SE: Warum Softwareentwickler öfter mal Möbel aufbauen sollten...
Nein, nicht wegen der Weltfremdheit. Das ginge schon in Ordnung. Von Möbeln lernen heißt siegen lernen, das ist es. Diese Erfahrung habe ich zumindest gemacht, als ich neulich meine Schlafzimmerkommode aufgebaut habe.
Geliefert wurde sie in sechs Paketen. "Ach du liebe Güte", dachte ich. Doch was problematisch aussah, entpuppte sich als wahrer Segen. Denn die Pakete waren absolut sinnvoll gepackt - kleine, informatikergerechte Häppchen. Schritt für Schritt nahm die Kommode Gestalt an.
Die Module mussten dann nur noch zusammengesteckt werden. Naja, ganz so leicht war es nicht. Es mussten ein paar Schrauben mit ziemlich brachialer Gewalt reingedreht werden. Diese Vorgehensweise ist wohl auf Software nicht so ohne weiteres zu übertragen. Aber die Lieferung in kleinen, abgegrenzten, leicht verständlichen Modulen ist sicherlich eine erstrebenswerte Zielvorstellung. Da müssen wir hin mit unserer Software, hin zu besserer Kombinierbarkeit und Reusability.
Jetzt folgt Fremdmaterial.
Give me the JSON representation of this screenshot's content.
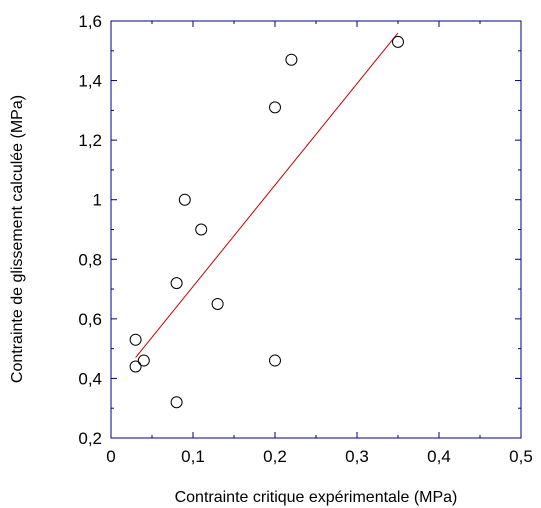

Aber die Leute von der Möbelfraktion brauchen auch nicht denken, dass sie sich jetzt ausruhen können. Zwei Einlegebretter waren 5mm zu kurz und bei den Türen waren die Löcher für den Griff an der falschen Seite angebohrt. Und das erinnert mich doch wieder sehr stark an verkorkste Software.